The US Court of Appeals for the Federal Circuit affirmed a US International Trade Commission (ITC) decision denying a petition for rescission of a general exclusion order (GEO) prohibiting importation of products accused of patent infringement, because a post-investigation invalidity attack is not a changed condition warranting rescission. Mayborn Grp., Ltd. v. Int’l Trade Comm’n, Case No. 19-2077 (Fed. Cir. July 16, 2020) (Lourie, J.).
Several parties filed a complaint at the ITC against several respondents, not including Mayborn Group, Ltd., and Mayborn USA, Inc. The complaint alleged infringement of a patent disclosing a self-anchoring beverage container that prevents spills. The complainants sought a GEO barring importation of infringing goods by any party, including unnamed respondents such as Mayborn. In contrast to GEOs, limited exclusion orders only prohibit infringing goods imported by named respondents in an investigation. The ITC instituted an investigation, and the administrative law judge determined that two respondents were in default and liable for unfair acts (patent infringement) in connection with importation. The defaulting respondents did not raise any invalidity challenge during the investigation. On the administrative law judge’s recommendation, the ITC issued a GEO.
Following issuance of the GEO, Mayborn continued to import potentially infringing products. The complainants notified Mayborn that they were working with US Customs and Border Protection (CBP) to enforce the GEO against Mayborn’s importations. In response, Mayborn petitioned the ITC to rescind the GEO pursuant to its power to rescind or modify an order if there is a change in the conditions that led to the GEO. Mayborn argued that the “changed condition” requirement was satisfied because it contends the asserted claims are invalid.. The ITC denied Mayborn’s petition, holding that a petitioner’s asserted discovery of invalidating prior art after the issuance of a GEO was not a changed condition. Mayborn appealed, arguing that the ITC erred in rejecting its request for rescission. The ITC alleged that Mayborn lacked standing to appeal because Mayborn’s alleged injury stemmed from the complainants’ threat to enforce the GEO rather than any act by the ITC.
The Federal Circuit affirmed, finding that Mayborn’s post-investigation invalidity challenge was not a basis for rescission of the GEO. The Court first addressed the ITC’s standing argument, and determined that Mayborn had standing because it was injured by the GEO and the GEO was enforced by the ITC. The ITC or CBP could act to enforce the GEO at any time. Mayborn had also lost sales and incurred other harm stemming from the complainants’ threats to assert the GEO, including reputational injury, market share loss and damaged business relationships. Standing did not require the ITC to have already barred importation of Mayborn’s products.
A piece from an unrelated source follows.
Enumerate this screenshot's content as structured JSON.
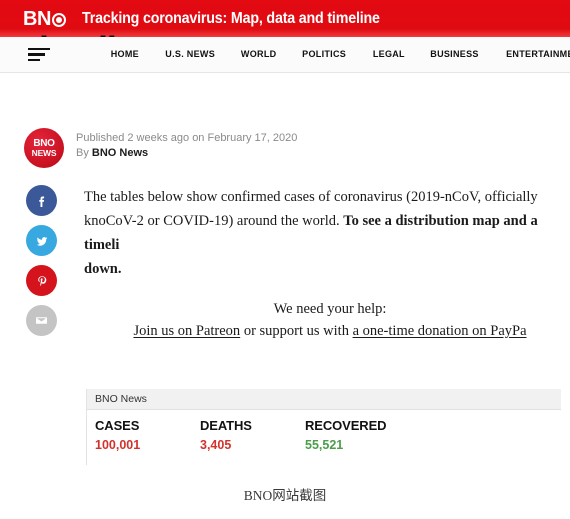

After finding that Mayborn had standing, the Federal Circuit determined that Mayborn’s invalidity challenge was not a permissible basis to seek rescission of the GEO for two reasons. First, although patent invalidity is an affirmative defense to patent infringement, the ITC is constrained to adjudicating patent validity only when a respondent raises an invalidity defense during an investigation or an enforcement proceeding. The ITC therefore lacked the authority to adjudicate Mayborn’s post-investigation invalidity challenge. Second, Mayborn’s invalidity challenge was not a changed condition relating to fact, law or the public interest, as required for rescission of an exclusion order. The Court distinguished between a final judgment holding a patent invalid, which would be a changed condition of law, and a party’s invalidity allegations, which would not be a changed condition because they do not affect the legal status of a patent.
The Federal Circuit accordingly affirmed the ITC’s decision.
Practice Note: A company whose products are potentially implicated in a Section 337 investigation involving allegations of patent infringement should ascertain whether the complaint seeks a GEO, even if the company is not a named respondent. A GEO has broad reach to exclude importation of infringing goods by any party, including an unnamed respondent. An unnamed respondent should consider whether to intervene in the investigation to defend against allegations of patent infringement and avoid seizure of its products by CBP in the event of a GEO. Although an unnamed respondent could potentially challenge patent validity in an enforcement proceeding initiated by a victorious complainant, that approach is time consuming in terms of its resolution (during which the product in question will be excluded) and subject to uncertainty regarding the outcome of the enforcement proceeding.